Harry Hall Reflects on Living in San Pedro for a Century
By Terelle Jerricks, Managing Editor
On June 7, Harry Hall is going to become San Pedro’s newest centenarian.
Born three months after San Pedro’s Angels Gate Lighthouse became operational in 1913, Harry, like the lighthouse, is a beacon that symbolizes calm waters and safe harbor.
A generally unassuming figure, spry and bright in his advanced age, no one would have guessed that he was the oldest person in the room when he was honored at the San Pedro’s Legends dinner this past March, celebrating the 150th anniversary of San Pedro’s founding. It took the emcee’s mentioning of his birth date to elicit the ooh’s and aah’s appropriate for the occasion.
A violinist, Harry can be found at The Whale & Ale Friday night schmoozing with friends, admirers and fans as he plays a few sets with the pub’s pianist.
Harry remembers the San Pedro of his youth are as clear as if it were yesterday. That’s not so unusual unless you’re nearly 100 years old.
Downtown San Pedro’s Sixth and Seventh streets stick out in his mind.
“Those streets are still important,” Harry said. “All the businesses went west to Western. There was A-1 Photoshop on 13th and Pacific. There was the Piggly Wiggly store on 6th and Grand, and then there’s the Dunlap Department store,” Harry rattled off in a display of mental acuity.
Harry is a second generation Swede immigrant whose family moved to St. Paul, Minnesota after a famine in the late 1860s, the result of three successive years of massive crop failures. Harry’s parents moved to San Pedro in 1905. Harry was the youngest of eight children.
Harry’s first and most enduring love affair was with music. A violin salesmen approached Harry at the age of nine with the offer of a free violin if Harry’s parents, who were music lovers anyway, agreed to pay for violin lessons for a year. Harry took lessons for an entire year and was hooked.
Years later, Harry would get to play and lead 100 member orchestras at the Hollywood Bowl. But Harry’s talents wasn’t just limited to playing music. He could write too.

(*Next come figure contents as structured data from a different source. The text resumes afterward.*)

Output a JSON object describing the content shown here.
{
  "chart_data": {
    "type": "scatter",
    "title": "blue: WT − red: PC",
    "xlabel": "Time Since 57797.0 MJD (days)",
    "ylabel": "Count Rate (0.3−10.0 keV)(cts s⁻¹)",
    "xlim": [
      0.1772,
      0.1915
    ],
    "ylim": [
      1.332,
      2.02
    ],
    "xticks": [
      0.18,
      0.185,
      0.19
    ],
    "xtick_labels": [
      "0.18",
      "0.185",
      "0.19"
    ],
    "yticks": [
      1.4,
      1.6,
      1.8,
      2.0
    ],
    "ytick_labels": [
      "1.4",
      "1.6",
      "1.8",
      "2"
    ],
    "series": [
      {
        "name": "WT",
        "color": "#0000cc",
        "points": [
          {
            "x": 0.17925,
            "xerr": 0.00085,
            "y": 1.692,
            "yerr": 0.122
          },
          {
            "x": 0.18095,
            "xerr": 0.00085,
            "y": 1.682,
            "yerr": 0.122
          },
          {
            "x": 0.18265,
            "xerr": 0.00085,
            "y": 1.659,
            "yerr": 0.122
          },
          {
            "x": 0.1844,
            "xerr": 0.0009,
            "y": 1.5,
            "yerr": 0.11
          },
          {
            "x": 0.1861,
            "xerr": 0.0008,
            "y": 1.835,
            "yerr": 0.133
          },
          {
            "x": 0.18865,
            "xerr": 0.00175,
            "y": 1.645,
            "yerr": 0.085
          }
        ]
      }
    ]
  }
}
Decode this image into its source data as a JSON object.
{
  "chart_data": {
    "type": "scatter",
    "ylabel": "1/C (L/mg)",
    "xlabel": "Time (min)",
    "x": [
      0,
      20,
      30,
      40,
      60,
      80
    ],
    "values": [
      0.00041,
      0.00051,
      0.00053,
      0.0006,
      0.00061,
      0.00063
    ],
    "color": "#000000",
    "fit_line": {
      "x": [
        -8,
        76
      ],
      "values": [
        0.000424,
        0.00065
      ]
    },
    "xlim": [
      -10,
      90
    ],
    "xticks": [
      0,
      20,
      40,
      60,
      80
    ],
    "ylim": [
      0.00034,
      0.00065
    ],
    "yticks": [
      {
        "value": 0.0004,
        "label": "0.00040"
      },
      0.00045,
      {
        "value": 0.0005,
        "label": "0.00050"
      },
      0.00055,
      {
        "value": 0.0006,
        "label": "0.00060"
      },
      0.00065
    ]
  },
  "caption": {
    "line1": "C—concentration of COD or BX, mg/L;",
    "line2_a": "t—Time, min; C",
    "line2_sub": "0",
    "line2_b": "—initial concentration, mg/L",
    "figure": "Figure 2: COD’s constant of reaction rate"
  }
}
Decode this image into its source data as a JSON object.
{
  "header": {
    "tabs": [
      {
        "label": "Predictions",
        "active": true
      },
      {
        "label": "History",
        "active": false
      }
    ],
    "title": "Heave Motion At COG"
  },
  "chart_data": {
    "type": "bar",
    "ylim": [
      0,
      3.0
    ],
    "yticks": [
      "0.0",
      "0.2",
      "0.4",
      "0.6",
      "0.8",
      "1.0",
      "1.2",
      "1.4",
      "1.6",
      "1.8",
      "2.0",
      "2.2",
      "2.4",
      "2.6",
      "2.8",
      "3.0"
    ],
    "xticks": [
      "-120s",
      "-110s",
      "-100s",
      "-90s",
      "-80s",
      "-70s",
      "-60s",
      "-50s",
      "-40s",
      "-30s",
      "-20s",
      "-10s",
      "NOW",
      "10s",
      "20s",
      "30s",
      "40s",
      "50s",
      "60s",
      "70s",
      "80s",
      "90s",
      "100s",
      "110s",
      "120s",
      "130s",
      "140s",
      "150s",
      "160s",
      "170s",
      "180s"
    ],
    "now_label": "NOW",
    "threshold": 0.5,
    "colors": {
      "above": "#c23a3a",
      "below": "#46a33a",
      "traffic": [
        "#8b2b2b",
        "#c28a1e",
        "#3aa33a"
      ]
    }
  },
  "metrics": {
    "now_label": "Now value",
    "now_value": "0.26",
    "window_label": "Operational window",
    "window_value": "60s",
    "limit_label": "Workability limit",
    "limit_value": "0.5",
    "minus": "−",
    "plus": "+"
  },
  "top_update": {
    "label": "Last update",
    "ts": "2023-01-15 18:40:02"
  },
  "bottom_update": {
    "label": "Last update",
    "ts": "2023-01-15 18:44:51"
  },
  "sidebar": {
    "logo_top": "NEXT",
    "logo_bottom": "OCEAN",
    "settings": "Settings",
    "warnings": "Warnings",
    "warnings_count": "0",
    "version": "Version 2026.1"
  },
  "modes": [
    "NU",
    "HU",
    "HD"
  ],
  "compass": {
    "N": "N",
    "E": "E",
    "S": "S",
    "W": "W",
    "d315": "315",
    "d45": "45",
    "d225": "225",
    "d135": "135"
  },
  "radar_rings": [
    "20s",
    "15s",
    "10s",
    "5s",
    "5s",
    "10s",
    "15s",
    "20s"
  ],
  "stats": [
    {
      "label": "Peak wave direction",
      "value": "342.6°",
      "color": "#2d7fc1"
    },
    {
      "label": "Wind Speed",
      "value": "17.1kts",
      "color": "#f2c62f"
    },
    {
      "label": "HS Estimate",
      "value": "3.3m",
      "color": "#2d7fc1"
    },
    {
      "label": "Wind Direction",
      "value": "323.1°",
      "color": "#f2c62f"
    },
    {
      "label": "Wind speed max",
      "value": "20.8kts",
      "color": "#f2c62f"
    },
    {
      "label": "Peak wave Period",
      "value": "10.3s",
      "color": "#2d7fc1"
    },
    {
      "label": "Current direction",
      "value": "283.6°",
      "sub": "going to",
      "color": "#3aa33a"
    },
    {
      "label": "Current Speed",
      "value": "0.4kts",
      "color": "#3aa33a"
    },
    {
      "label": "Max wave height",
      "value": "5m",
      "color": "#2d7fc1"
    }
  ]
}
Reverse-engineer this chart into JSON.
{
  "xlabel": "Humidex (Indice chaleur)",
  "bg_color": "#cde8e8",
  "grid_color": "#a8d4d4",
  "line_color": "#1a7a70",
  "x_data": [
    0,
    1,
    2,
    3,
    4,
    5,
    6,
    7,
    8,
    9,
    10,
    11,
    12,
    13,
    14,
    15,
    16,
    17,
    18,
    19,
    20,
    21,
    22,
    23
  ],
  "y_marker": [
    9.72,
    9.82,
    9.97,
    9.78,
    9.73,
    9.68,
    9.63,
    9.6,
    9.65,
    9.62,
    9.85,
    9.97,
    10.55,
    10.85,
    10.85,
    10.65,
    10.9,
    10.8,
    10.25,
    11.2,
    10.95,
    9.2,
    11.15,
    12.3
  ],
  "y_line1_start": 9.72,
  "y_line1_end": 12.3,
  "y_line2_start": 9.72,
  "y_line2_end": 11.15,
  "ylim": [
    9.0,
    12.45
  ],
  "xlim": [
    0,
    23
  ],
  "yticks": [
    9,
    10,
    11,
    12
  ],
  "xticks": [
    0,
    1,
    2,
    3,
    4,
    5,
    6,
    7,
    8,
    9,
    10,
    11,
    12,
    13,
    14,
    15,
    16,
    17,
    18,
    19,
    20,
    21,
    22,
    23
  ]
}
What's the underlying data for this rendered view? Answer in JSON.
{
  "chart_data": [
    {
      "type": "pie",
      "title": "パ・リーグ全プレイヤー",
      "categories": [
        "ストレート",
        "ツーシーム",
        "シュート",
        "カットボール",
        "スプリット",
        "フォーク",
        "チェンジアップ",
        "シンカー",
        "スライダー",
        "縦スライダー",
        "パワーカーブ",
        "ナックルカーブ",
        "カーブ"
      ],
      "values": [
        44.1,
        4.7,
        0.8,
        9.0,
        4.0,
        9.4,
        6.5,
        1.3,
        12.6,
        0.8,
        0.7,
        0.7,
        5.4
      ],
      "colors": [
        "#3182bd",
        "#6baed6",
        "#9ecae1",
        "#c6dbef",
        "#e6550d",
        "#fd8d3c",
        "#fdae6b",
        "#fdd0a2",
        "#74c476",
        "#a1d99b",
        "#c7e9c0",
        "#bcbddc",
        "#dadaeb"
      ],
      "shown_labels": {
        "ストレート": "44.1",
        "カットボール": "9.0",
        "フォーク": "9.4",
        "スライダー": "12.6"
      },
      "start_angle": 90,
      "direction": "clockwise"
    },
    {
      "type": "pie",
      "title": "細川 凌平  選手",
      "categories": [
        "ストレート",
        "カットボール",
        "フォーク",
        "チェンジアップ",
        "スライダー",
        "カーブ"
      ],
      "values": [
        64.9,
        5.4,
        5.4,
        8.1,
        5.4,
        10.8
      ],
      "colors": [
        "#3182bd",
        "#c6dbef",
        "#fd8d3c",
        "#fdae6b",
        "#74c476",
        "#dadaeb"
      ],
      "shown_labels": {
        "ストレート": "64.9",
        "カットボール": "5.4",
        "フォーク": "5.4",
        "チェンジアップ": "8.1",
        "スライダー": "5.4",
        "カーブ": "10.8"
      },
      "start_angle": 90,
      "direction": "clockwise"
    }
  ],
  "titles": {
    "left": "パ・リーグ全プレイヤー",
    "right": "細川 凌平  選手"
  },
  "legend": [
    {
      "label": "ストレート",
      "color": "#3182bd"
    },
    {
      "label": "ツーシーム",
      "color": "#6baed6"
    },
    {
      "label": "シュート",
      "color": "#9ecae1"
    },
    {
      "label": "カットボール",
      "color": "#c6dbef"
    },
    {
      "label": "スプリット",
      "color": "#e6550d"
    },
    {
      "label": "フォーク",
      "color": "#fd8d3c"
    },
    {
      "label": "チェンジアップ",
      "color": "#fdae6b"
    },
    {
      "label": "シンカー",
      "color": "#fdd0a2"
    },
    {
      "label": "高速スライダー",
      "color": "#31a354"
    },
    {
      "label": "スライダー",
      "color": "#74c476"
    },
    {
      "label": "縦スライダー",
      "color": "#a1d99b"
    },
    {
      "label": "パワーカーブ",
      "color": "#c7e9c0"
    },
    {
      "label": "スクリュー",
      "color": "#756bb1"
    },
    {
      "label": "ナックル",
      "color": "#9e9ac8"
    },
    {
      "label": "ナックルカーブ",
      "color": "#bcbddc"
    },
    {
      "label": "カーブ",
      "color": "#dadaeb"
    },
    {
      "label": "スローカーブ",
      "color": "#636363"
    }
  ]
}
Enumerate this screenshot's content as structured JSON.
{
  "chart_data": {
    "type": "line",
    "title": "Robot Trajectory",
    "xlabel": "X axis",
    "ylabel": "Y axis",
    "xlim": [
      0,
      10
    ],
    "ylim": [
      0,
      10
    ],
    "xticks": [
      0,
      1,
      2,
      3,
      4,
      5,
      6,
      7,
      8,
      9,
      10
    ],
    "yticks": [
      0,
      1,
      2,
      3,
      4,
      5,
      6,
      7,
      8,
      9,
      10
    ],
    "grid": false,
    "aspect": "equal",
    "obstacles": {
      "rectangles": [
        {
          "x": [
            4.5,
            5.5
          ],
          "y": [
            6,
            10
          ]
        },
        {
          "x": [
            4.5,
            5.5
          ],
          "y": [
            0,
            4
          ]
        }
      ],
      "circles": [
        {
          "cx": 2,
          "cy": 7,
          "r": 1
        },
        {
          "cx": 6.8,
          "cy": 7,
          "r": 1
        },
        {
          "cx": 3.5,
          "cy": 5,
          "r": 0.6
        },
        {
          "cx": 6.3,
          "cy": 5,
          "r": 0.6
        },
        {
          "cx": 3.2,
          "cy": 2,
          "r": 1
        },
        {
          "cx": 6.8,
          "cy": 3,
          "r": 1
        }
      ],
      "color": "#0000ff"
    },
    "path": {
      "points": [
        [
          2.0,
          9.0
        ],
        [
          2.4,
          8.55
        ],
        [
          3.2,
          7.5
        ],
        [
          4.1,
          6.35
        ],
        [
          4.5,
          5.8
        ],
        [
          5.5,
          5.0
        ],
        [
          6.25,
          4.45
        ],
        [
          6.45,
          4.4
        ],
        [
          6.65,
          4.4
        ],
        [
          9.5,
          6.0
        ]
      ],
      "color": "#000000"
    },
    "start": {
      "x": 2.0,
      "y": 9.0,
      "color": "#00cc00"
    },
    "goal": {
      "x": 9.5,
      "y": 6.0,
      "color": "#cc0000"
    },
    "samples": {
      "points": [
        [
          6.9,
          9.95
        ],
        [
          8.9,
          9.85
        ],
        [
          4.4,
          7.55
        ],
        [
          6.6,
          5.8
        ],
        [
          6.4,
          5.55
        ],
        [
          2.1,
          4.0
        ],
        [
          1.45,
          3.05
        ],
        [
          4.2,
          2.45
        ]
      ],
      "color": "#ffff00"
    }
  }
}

In the 1930s he wrote a song, “I’ll be with you until I find someone new.”
The song was so catchy that an arranger at NBC wanted the the rights to the song.
Harry also recorded a song called, “Breeze in, Breeze out,” in the 1940s that was intended to be a uplifting war time song that also warned against abusing drugs and other vices.
In 1942, Harry joined the Navy after he was drafted in World War II. While there, he was assigned to the newly formed U.S. Navy Construction Battalion that accomplished a myriad of construction projects ranging from military bases to paving thousands of miles of roadways and airstrips.
But Harry never remained far from his music. During the war, he had been transferred to the admiral’s orchestra and was put in charge of organizing concerts and parties to boost and maintain troop morale.
When the war ended, he became a teacher. He was so good that he was put in charge of teaching and training other music teachers.
Harry, like the Lionel Richie hit, is easy like Sunday morning. His niece Teddy Lou Hale described her uncle as being easy-going and loving of the people around him.
Family, friends and ostensibly former students say Harry was always a popular guy. The same qualities that lead the student body of San Pedro High School to elect him student body president, were the same qualities that lead an admiral to link on to Harry in the war and lead the admirals orchestra.
Harry is not one to rush or sweat the small stuff. One piece of advice he had:
“Don’t be so anxious to get married.”
It takes time to find the right one. Harry was 37 before he married his first wife. But he has lived long enough to find a great love twice in his lifetime.
He doesn’t have any children of his own. Affectionately called Uncle Harry, he has a multitude of nieces, nephews and grand nieces and nephews and an even greater horde of people to which he has taught music during his long life.
When asked what his secret was to longevity, he replied, “Be nice, try not to set the old hate button and pray every once in awhile.”
But that sounded just a little too easy.